The grammar is [±]Y…Y-MM-DDThh:mm:ss[.fraction](Z|±hh:mm): the year is
four or more digits with an optional sign (ISO 8601 extended years), the
date/time separator may be T, t, or a space, the fraction is
truncated to nanosecond precision, and the offset is mandatory. "Z" and
"+00:00" both normalize to a "Z" zone. Field values are range-checked
against the ISO 8601 calendar (so e.g. "2023-02-29" and "…T24:00:00Z"
are rejected); malformed or out-of-range input returns a
DeserializeError carrying the byte offset of the problem.
pub fn to_rfc3339(&self) -> String
RFC 3339 / ISO 8601 string in this zone's local time, with the offset
suffix (or Z) and the least sub-second precision that is exact. This is
the serde wire form. Traps on an IANA zone name (offset resolution is
future work).
pub fn year(&self) -> i32
ISO year in the zone's local time. May be negative or beyond four digits.

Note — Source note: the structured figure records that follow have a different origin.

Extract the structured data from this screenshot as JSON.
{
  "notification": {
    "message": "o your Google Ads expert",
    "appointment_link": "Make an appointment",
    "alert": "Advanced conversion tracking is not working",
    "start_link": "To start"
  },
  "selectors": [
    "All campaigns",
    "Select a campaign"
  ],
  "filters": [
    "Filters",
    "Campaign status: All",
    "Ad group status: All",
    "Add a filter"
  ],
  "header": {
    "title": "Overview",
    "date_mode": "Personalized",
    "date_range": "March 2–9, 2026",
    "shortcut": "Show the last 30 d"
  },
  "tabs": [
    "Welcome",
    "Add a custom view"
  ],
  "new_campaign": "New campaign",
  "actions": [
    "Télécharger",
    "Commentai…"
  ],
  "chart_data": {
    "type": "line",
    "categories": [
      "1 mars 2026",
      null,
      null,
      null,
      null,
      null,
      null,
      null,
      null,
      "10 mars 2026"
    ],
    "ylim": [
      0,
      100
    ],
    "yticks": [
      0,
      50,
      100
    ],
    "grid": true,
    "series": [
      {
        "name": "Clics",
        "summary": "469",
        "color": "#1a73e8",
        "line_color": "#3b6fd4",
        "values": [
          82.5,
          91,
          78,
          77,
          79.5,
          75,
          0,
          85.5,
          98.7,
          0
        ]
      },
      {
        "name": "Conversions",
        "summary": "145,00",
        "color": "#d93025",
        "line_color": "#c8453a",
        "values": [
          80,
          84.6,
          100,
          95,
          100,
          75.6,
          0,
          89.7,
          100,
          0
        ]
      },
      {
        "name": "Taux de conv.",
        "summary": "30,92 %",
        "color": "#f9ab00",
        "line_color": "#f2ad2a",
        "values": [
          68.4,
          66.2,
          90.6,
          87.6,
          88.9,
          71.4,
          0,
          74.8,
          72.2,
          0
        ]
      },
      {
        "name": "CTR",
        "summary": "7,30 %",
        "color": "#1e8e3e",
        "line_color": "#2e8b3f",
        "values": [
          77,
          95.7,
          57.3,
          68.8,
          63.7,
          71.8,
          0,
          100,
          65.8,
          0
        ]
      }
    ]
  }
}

pub fn month(&self) -> i32
Month of the year, 1..=12.
pub fn day(&self) -> i32
Day of the month, 1..=31.
pub fn hour(&self) -> i32
Hour of the day, 0..=23.
pub fn minute(&self) -> i32
Minute of the hour, 0..=59.
pub fn second(&self) -> i32
Second of the minute, 0..=59.
pub fn millisecond(&self) -> i32
Millisecond of the second, 0..=999.
pub fn microsecond(&self) -> i32
Microsecond of the millisecond, 0..=999.
pub fn nanosecond(&self) -> i32
Nanosecond of the microsecond, 0..=999.
pub fn day_of_week(&self) -> i32
Day of the week, 1 (Monday) through 7 (Sunday), per ISO 8601.
pub fn day_of_year(&self) -> i32
Day of the year, 1..=366.
pub fn days_in_month(&self) -> i32
Number of days in this month, 28..=31.
pub fn days_in_year(&self) -> i32
Number of days in this year, 365 or 366.
pub fn in_leap_year(&self) -> bool
Whether this year is a leap year in the ISO 8601 calendar.
pub fn months_in_year(&self) -> i32
Number of months in this year — always 12 for ISO 8601.